The Raspberry Pi Foundation has published a note about planned upgrades to the two AstroPi devices aboard the International Space Station. Based on the Raspberry Pi 2 Model B+, the AstroPi is hardened to withstand the rigours of space. The upgrades include optical filters, Wifi Dongles, and larger SD cards.
Optical Filters for the AstroPi? Why?
These help to maximise the passage of infrared (IR) light passed to the cameras mounted on the “bottom” of the Astro Pi devices. These then allow the AstroPi to observe IR information through one of the ISS observation ports. These filters are the same material shipped with the Pi NoIR camera. (Yes, the name is nuts as the camera has No IR Filter, not that it can’t do Infrared photography. The filters are precision laser cut to fit around the heatsink pillars on the back of the AstroPi.
Why the larger SD cards?
Previously the data transfer to and from the devices happened through the ISS “socknet” (a space-borne sneakernet, as astronauts don’t wear sneakers aboard). This required astronauts to physically move the cards and copy data using a laptop. Last year the AstroPi devices completed testing to connect to the ISS LAN, allowing data downloads directly from the Raspberry Pi. So the larger cards are not to minimise the astronauts time by transferring larger data payloads.

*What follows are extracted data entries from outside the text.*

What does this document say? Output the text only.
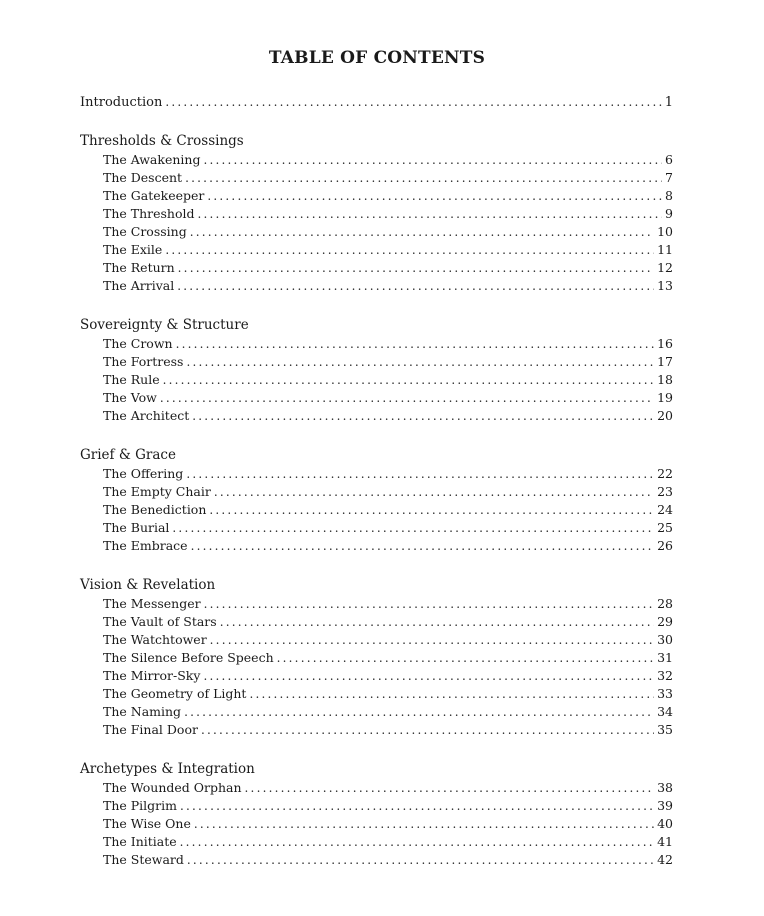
TABLE OF CONTENTS
Introduction .....	1
Thresholds & Crossings
The Awakening .....	6
The Descent .....	7
The Gatekeeper .....	8
The Threshold .....	9
The Crossing .....	10
The Exile .....	11
The Return .....	12
The Arrival .....	13
Sovereignty & Structure
The Crown .....	16
The Fortress .....	17
The Rule .....	18
The Vow .....	19
The Architect .....	20
Grief & Grace
The Offering .....	22
The Empty Chair .....	23
The Benediction .....	24
The Burial .....	25
The Embrace .....	26
Vision & Revelation
The Messenger .....	28
The Vault of Stars .....	29
The Watchtower .....	30
The Silence Before Speech .....	31
The Mirror-Sky .....	32
The Geometry of Light .....	33
The Naming .....	34
The Final Door .....	35
Archetypes & Integration
The Wounded Orphan .....	38
The Pilgrim .....	39
The Wise One .....	40
The Initiate .....	41
The Steward .....	42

If you’re taking pictures of the earth, you’re going to need somewhere to store them. Carl Sagan‘s Pale Blue Dot isn’t a lot of help if you want to analyse data in more detail. So you’re going to need more pixels, and more pixels require more space to store them. Hence the larger SD-cards. These will store larger volumes of data, holding more information until a download window is available to Earth.
The cards are Samsung Evo MB-MP32DA/EU devices, which are the European packaged version of the card. These are not your average run of the mill SD cards. They protect data from X-rays, water, heat and magnetism.
And that Wifi dongle?
The Raspberry Pi 2 Model B+ doesn’t have the onboard WiFi that the later Pi 3 has. So Wifi to allow the devices to roam around the ISS needs supporting, a dongle connected to a USB port allows this. ESA (The European Space Agency) helped with the dongle selection. The D-Link DWA-171 was chosen as they use that model on other payloads aboard. I guess it helped reduce the qualification time necessary for the upgrade package.
The upgrade packs are shipping in January 2018, possibly on SpaceX CRS 14. You can update your Raspberry Pi using the same components as used on the ISS if you want!